Boleh dibilang lembaga non pemerintah yang bernama KontraS, sejauh ini masih menempati posisi papan atas di negeri ini. Hal itu dapat terjadi karena agaknya organisasi tersebut punya konsistensi tersendiri dalam mengawal terwujudnya secara ideal terhadap apa yang disebut sebagai civil society alias masyarakat madani.
Secara sederhana dapat dimaknai, masyarakat semacam itu dinamika kehidupannya terselenggara dengan mengedepankan semangat kemanusiaan.
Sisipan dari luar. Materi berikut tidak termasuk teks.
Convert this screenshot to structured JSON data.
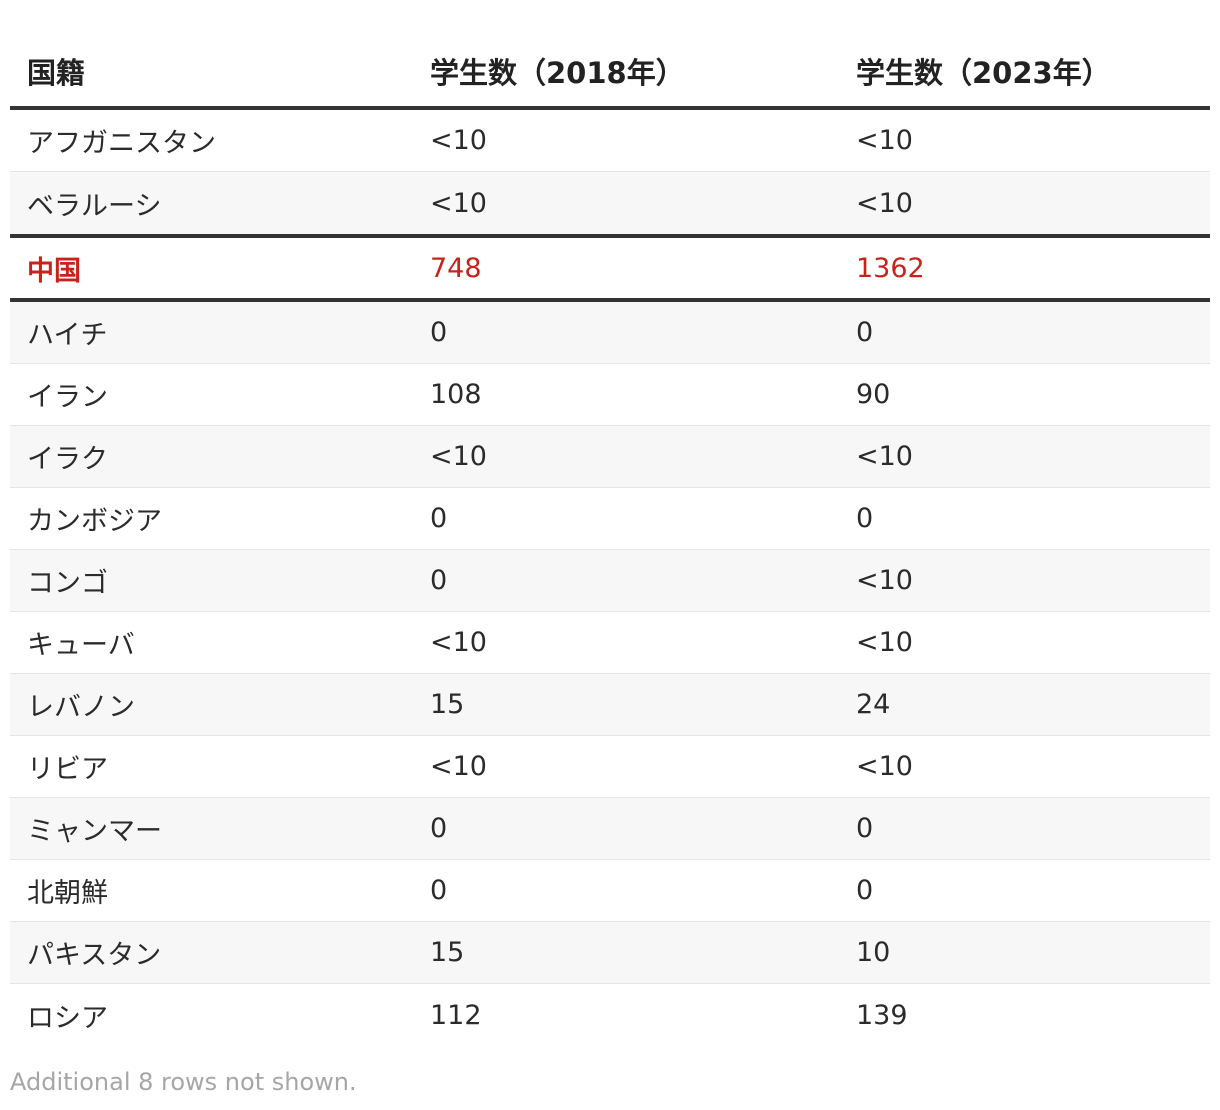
{
  "table": {
    "headers": [
      "国籍",
      "学生数（2018年）",
      "学生数（2023年）"
    ],
    "rows": [
      {
        "country": "アフガニスタン",
        "y2018": "<10",
        "y2023": "<10"
      },
      {
        "country": "ベラルーシ",
        "y2018": "<10",
        "y2023": "<10"
      },
      {
        "country": "中国",
        "y2018": "748",
        "y2023": "1362"
      },
      {
        "country": "ハイチ",
        "y2018": "0",
        "y2023": "0"
      },
      {
        "country": "イラン",
        "y2018": "108",
        "y2023": "90"
      },
      {
        "country": "イラク",
        "y2018": "<10",
        "y2023": "<10"
      },
      {
        "country": "カンボジア",
        "y2018": "0",
        "y2023": "0"
      },
      {
        "country": "コンゴ",
        "y2018": "0",
        "y2023": "<10"
      },
      {
        "country": "キューバ",
        "y2018": "<10",
        "y2023": "<10"
      },
      {
        "country": "レバノン",
        "y2018": "15",
        "y2023": "24"
      },
      {
        "country": "リビア",
        "y2018": "<10",
        "y2023": "<10"
      },
      {
        "country": "ミャンマー",
        "y2018": "0",
        "y2023": "0"
      },
      {
        "country": "北朝鮮",
        "y2018": "0",
        "y2023": "0"
      },
      {
        "country": "パキスタン",
        "y2018": "15",
        "y2023": "10"
      },
      {
        "country": "ロシア",
        "y2018": "112",
        "y2023": "139"
      }
    ],
    "highlight_color": "#c8231b"
  },
  "footnote": "Additional 8 rows not shown."
}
Singkatnya, tidak boleh ada individu maupun kelompok yang harus mengalami bentuk-bentuk tindakan kekerasan dari pihak manapun, termasuk yang mungkin dilakukan oleh negara dan atau korporasi.
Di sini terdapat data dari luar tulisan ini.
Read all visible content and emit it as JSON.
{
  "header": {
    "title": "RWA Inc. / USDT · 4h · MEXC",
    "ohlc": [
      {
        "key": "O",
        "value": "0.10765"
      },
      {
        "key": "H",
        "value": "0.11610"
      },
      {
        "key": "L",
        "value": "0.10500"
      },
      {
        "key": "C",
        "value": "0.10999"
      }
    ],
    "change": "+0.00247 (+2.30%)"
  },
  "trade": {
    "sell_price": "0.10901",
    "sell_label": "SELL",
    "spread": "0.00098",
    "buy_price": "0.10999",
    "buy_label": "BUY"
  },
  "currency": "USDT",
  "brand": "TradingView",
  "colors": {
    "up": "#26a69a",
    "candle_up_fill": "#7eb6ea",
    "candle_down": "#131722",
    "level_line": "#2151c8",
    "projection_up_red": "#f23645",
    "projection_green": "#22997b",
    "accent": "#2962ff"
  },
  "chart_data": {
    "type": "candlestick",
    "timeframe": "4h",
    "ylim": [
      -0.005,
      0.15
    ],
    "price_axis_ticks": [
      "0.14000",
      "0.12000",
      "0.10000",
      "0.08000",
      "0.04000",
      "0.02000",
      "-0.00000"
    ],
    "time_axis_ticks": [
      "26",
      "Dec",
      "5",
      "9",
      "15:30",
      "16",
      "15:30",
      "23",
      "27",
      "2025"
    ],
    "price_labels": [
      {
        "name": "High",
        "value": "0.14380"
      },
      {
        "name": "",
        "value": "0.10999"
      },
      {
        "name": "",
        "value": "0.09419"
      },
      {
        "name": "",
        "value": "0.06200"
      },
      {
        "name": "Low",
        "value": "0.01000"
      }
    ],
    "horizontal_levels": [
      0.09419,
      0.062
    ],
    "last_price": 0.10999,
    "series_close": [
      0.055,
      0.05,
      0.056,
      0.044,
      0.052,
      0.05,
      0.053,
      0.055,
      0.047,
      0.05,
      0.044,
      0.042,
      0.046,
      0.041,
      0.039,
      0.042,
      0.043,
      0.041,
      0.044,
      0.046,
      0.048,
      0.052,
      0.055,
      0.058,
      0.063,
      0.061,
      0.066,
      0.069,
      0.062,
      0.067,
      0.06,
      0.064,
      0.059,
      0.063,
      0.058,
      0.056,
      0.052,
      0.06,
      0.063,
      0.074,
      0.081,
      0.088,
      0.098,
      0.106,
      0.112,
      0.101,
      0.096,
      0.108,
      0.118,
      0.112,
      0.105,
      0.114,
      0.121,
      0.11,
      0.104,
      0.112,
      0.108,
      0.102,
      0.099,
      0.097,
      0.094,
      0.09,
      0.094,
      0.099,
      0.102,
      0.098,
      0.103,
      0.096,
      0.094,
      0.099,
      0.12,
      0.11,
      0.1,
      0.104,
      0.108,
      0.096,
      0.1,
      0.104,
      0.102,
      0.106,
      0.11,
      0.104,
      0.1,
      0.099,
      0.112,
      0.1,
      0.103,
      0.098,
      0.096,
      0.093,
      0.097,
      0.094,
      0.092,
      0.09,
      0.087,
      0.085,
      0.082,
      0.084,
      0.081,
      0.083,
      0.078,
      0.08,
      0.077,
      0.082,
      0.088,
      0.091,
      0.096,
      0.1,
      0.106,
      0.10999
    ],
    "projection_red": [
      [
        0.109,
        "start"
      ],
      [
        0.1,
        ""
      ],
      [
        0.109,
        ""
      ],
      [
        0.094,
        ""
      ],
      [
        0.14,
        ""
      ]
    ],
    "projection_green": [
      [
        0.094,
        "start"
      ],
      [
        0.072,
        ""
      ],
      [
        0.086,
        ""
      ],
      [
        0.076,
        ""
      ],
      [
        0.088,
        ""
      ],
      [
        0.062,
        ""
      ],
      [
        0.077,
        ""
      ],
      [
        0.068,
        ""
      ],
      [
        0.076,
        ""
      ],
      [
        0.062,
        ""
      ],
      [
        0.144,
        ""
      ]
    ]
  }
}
Namun, KontraS masih menemukan sejumlah fakta bahwa tindakan kekerasan masih cukup menghantui warga, termasuk yang berada di Provinsi Sumatera Utara. Potensi juga diperkirakan masih akan terus bermunculan, khususnya yang berkaitan dengan soal agraria.
Untuk Batubara, kondisinya mungkin agak lebih spesial lagi untuk jadi perhatian dalam hal risiko terjadinya tindakan kekerasan. Terlebih dengan ditetapkannya sejumlah titik di daerah yang berbatasan langsung dengan Selat Malaka itu menjadi Kawasan Strategis Nasional.
Itu akan membuat Batubara, terlebih yang berada pada garis pesisir menjadi tempat bertumbuhannya aneka industri manufaktur, juga ramainya perairan lautnya sebagai tempat bertambat-labuh dalam kaitan rantai pasok kebutuhan global.
Belum lama ini, BVision sempat berbincang dengan salah seorang pegiat KontraS Sumatera Utara, Quadi Azzam. Ia mengungkapkan sejumlah hal mengenai langkah organisasinya dalam mencermati soal tindak kekerasan di provinsi nan berlimpah perkebunan dan kaya pada sektor kelautan itu.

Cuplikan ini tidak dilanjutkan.